Using decorators with node types is straightforward:

  • Create your node types using Drupal’s content type administration tool.
  • Create a module that implements hook_form_alter() and hook_nodeapi() that adds fields to selected content types.
  • Configure the module to add its fields to the selected content types.

Even when it would be equally straightforward to have a module implement its own node type, implementing the fields with a decorator is superior because the approach maintains consistency. All fields are saved and loaded through hook_nodeapi(), and all form elements are defined through hook_form_alter(). No module has any special claim to particular node types. This approach should completely obsolete the implementation of hook_node_info() and other “I own this node type” hooks by modules.

But this model has some downsides, at least in Drupal:

  • When modules directly created node types, data tended to be better consolidated. Because we now prefer to decorate node types using the fields from multiple modules, data is more scattered. We’re typically implementing each decorator as a table with a foreign key to nid and vid. This has massive performance implications.
  • Configuration for managing the mapping of decorators to node types is wildly inconsistent, and there’s no way to see, globally, which decorators apply to which node types.
  • Managing interaction between decorators is inconsistent or absent.
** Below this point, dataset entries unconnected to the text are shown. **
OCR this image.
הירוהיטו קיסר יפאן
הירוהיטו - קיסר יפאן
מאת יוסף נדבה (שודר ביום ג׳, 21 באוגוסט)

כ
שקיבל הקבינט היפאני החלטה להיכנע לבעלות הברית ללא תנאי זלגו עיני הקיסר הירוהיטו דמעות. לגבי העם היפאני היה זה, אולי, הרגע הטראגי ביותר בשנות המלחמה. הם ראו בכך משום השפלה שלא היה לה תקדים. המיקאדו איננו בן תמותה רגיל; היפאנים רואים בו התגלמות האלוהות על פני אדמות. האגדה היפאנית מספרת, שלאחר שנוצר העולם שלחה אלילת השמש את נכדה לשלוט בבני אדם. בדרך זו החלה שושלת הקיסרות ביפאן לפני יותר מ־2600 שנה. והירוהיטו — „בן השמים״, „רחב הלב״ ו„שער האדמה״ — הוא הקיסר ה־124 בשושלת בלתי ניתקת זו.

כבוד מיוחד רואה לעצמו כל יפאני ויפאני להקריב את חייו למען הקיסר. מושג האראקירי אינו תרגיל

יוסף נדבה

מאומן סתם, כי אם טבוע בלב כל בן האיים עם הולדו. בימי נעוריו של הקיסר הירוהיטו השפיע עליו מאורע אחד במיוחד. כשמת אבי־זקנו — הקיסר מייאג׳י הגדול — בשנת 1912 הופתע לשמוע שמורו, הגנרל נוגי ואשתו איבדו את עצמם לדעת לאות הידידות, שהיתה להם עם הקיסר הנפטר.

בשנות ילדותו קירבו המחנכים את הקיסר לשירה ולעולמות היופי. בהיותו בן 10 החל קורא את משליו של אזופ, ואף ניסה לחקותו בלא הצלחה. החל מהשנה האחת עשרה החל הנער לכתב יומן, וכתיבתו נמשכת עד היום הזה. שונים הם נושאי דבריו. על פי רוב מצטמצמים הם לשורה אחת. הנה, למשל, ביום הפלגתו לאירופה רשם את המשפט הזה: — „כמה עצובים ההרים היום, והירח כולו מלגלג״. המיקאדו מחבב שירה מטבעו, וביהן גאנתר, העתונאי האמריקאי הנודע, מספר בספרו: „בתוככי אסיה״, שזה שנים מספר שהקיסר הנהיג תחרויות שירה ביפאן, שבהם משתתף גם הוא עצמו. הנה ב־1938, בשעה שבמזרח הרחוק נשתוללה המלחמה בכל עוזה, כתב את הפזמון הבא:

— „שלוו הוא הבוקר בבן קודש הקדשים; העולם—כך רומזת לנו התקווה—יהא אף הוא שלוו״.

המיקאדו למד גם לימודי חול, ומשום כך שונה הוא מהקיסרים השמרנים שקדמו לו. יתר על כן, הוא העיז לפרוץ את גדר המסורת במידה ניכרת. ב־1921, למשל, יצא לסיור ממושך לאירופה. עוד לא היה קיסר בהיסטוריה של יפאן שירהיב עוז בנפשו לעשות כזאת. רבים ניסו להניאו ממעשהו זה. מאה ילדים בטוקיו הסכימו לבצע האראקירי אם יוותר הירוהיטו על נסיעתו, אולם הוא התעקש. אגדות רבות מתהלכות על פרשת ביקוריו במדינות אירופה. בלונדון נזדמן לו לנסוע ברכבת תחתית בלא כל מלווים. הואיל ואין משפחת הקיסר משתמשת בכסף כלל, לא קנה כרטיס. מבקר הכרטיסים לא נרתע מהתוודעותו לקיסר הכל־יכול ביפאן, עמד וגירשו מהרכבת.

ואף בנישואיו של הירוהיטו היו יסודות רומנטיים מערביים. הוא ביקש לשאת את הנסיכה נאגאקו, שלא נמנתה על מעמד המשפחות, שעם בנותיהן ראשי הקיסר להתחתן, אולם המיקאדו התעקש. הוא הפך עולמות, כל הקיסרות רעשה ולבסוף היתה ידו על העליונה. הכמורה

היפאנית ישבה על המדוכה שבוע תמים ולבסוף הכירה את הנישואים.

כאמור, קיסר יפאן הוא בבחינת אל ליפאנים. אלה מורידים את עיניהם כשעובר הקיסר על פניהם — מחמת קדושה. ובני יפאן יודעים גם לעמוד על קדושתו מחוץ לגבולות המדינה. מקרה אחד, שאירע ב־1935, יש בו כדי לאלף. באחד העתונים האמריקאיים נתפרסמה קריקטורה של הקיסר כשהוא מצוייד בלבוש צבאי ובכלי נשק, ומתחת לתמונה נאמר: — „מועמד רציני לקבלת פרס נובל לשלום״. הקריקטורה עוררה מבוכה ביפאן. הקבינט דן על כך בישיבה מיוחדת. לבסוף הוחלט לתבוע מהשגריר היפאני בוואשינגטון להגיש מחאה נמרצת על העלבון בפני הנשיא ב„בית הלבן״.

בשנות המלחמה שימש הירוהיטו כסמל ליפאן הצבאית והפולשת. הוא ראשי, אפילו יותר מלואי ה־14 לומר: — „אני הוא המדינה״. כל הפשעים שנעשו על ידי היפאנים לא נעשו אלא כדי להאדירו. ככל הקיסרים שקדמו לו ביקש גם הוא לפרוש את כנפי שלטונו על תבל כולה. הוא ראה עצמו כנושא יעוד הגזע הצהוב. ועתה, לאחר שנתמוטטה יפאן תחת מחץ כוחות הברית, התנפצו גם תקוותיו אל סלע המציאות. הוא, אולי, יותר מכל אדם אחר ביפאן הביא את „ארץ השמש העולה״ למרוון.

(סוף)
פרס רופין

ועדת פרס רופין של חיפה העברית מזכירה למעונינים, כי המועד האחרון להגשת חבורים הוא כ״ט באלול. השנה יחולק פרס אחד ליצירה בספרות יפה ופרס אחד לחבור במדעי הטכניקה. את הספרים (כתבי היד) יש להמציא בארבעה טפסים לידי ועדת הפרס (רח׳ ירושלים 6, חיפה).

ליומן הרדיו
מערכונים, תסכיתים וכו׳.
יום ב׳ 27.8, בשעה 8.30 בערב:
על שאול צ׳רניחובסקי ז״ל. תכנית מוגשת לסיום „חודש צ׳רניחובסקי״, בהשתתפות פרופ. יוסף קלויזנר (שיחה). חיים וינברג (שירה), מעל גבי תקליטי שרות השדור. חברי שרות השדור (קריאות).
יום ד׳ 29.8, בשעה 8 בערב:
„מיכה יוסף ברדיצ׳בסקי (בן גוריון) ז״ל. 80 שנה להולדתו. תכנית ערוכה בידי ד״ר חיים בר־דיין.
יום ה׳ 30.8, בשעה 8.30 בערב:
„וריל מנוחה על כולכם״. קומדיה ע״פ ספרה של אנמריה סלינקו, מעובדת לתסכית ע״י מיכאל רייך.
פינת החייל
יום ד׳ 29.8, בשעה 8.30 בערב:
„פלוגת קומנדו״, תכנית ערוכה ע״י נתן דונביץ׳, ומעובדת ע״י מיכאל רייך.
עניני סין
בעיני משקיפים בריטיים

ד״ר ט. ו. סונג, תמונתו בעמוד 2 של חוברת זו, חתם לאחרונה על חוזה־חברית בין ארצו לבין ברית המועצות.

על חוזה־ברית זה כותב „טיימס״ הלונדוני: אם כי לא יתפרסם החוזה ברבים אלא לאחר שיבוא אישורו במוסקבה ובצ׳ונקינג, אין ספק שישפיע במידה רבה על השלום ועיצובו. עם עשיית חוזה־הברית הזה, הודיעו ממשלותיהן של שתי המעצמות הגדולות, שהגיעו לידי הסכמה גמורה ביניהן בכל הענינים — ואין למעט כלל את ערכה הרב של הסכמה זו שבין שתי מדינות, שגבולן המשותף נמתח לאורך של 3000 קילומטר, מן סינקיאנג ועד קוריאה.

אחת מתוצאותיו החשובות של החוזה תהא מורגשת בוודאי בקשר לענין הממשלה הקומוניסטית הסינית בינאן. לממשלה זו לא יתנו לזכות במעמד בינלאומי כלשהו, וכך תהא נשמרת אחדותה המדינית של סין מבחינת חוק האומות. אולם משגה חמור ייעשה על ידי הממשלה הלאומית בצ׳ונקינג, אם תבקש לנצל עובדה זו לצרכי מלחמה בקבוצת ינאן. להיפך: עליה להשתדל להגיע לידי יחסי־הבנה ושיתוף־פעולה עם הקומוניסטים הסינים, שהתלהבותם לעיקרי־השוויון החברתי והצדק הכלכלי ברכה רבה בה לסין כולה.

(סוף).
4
This interaction includes namespace conflicts on $node objects.
  • The node editing form and $node object are the only places where decorators all come together in a consistent way. This makes data importing and exporting nearly impossible without custom code for each module performing decoration.
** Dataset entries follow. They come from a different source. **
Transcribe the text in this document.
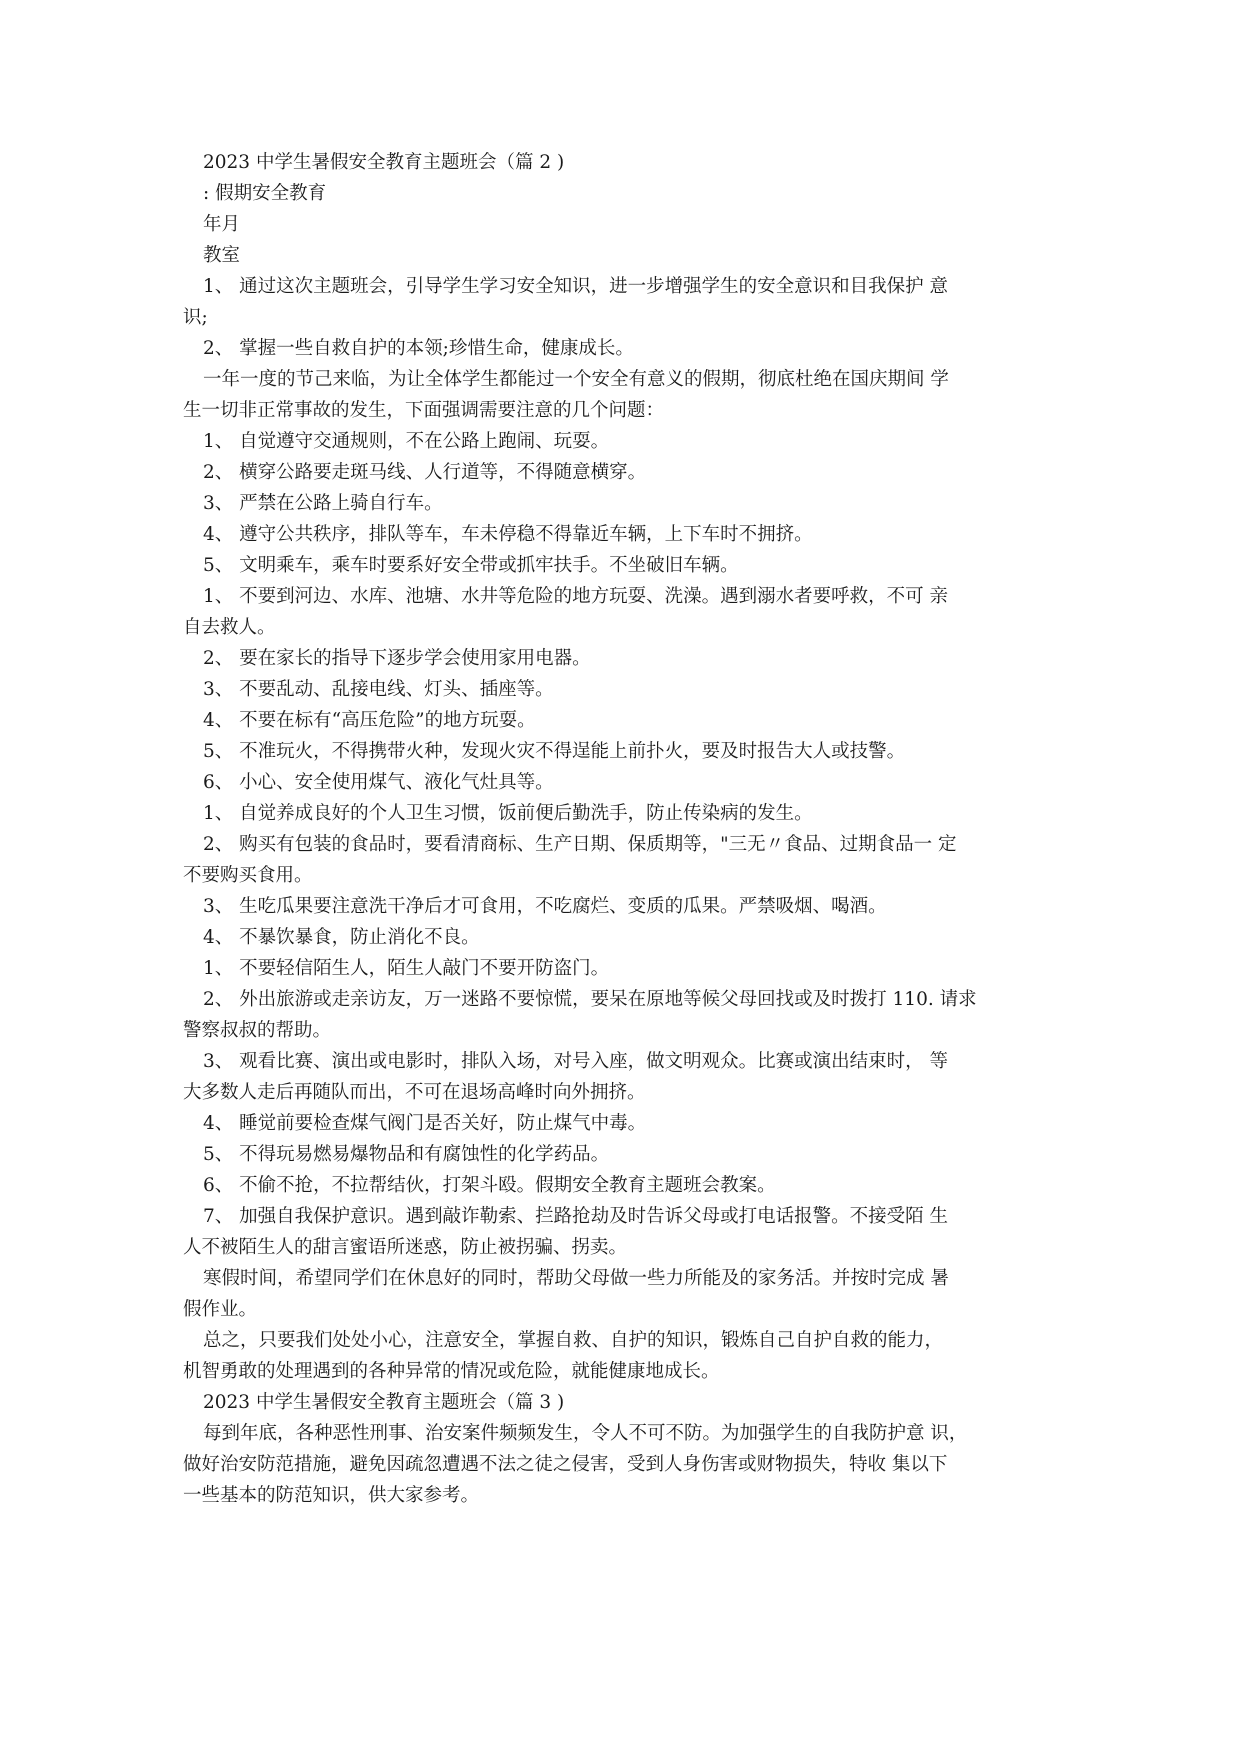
2023 中学生暑假安全教育主题班会（篇 2 )
: 假期安全教育
年月
教室
1、 通过这次主题班会，引导学生学习安全知识，进一步增强学生的安全意识和目我保护 意
识;
2、 掌握一些自救自护的本领;珍惜生命，健康成长。
一年一度的节己来临，为让全体学生都能过一个安全有意义的假期，彻底杜绝在国庆期间 学
生一切非正常事故的发生，下面强调需要注意的几个问题：
1、 自觉遵守交通规则，不在公路上跑闹、玩耍。
2、 横穿公路要走斑马线、人行道等，不得随意横穿。
3、 严禁在公路上骑自行车。
4、 遵守公共秩序，排队等车，车未停稳不得靠近车辆，上下车时不拥挤。
5、 文明乘车，乘车时要系好安全带或抓牢扶手。不坐破旧车辆。
1、 不要到河边、水库、池塘、水井等危险的地方玩耍、洗澡。遇到溺水者要呼救，不可 亲
自去救人。
2、 要在家长的指导下逐步学会使用家用电器。
3、 不要乱动、乱接电线、灯头、插座等。
4、 不要在标有“高压危险”的地方玩耍。
5、 不准玩火，不得携带火种，发现火灾不得逞能上前扑火，要及时报告大人或技警。
6、 小心、安全使用煤气、液化气灶具等。
1、 自觉养成良好的个人卫生习惯，饭前便后勤洗手，防止传染病的发生。
2、 购买有包装的食品时，要看清商标、生产日期、保质期等，"三无〃食品、过期食品一 定
不要购买食用。
3、 生吃瓜果要注意洗干净后才可食用，不吃腐烂、变质的瓜果。严禁吸烟、喝酒。
4、 不暴饮暴食，防止消化不良。
1、 不要轻信陌生人，陌生人敲门不要开防盗门。
2、 外出旅游或走亲访友，万一迷路不要惊慌，要呆在原地等候父母回找或及时拨打 110. 请求
警察叔叔的帮助。
3、 观看比赛、演出或电影时，排队入场，对号入座，做文明观众。比赛或演出结束时， 等
大多数人走后再随队而出，不可在退场高峰时向外拥挤。
4、 睡觉前要检查煤气阀门是否关好，防止煤气中毒。
5、 不得玩易燃易爆物品和有腐蚀性的化学药品。
6、 不偷不抢，不拉帮结伙，打架斗殴。假期安全教育主题班会教案。
7、 加强自我保护意识。遇到敲诈勒索、拦路抢劫及时告诉父母或打电话报警。不接受陌 生
人不被陌生人的甜言蜜语所迷惑，防止被拐骗、拐卖。
寒假时间，希望同学们在休息好的同时，帮助父母做一些力所能及的家务活。并按时完成 暑
假作业。
总之，只要我们处处小心，注意安全，掌握自救、自护的知识，锻炼自己自护自救的能力，
机智勇敢的处理遇到的各种异常的情况或危险，就能健康地成长。
2023 中学生暑假安全教育主题班会（篇 3 )
每到年底，各种恶性刑事、治安案件频频发生，令人不可不防。为加强学生的自我防护意 识，
做好治安防范措施，避免因疏忽遭遇不法之徒之侵害，受到人身伤害或财物损失，特收 集以下
一些基本的防范知识，供大家参考。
Fortunately, we don’t have to solve this problem on our own. Systems like Sun’s OpenDS have sophisticated, well-reasoned data models that allow decorators to elegantly combine to form coherent, node-like objects. OpenDS discusses its schema model on its wiki, and I’ll use it as my example.

The OpenDS schema contains basic layers:

  • Attributes, which are fields
  • Abstract and structural classes, which contain attributes
  • Object classes, which are the set of classes assigned to an object

Objects (which are node-like) can be assigned multiple object classes, each of which functions like a decorator. The objects may contain values (often even multiple values) for the attributes provided by their object classes.

Drupal modules would create attributes and directory classes, and Drupal core would contain a unified interface for assigning the classes to node types.

What this gets us:

  • Asynchronous multi-master replication support. Right now, node data is scattered all over the database, and there’s no way to “package” it for coherent, asynchronous replication across multiple hosts without a PHP-level implementation. In OpenDS, objects are fundamentally understood and managed by the directory’s data storage layer. It’s easy for it to replicate whole nodes.
  • Similarly, this ability to “package” objects gives us importing and exporting for free. OpenDS can import and export LDIF-formatted data, and this would allow nodes to be transported to dissimilar systems, even different directory servers. You would simply need the same classes supported on the destination system.
  • The “packaged” objects make sharding and partitioning data much easier.
  • We get tools like Apache Directory Studio that give a coherent object view, including the list of classes for each object. There’s no way to view a node in MySQL without a painful number of joins.
  • Built-in protection against namespace collisions for attributes.
  • We get unified indexing across decorators. Because decorators currently store their data in multiple tables, we can’t index, say, a city and the title for a node without denormalization. In OpenDS, you can create VLV indexes that span any set of attributes and selectable subsets of nodes. It basically allows creation of a comprehensive index for anything configured in the Views module. The only comparable features in relational databases are indexed views in SQL Server and materialized views in Oracle. MySQL does not support such indexes.
  • We can change a field from being single-valued to multi-valued without a fundamental change in the way we access the data.

I’ll be experimenting with using OpenDS as a node back-end in the upcoming weeks. It would be great to have a robust, multi-master, free/open-source node storage system.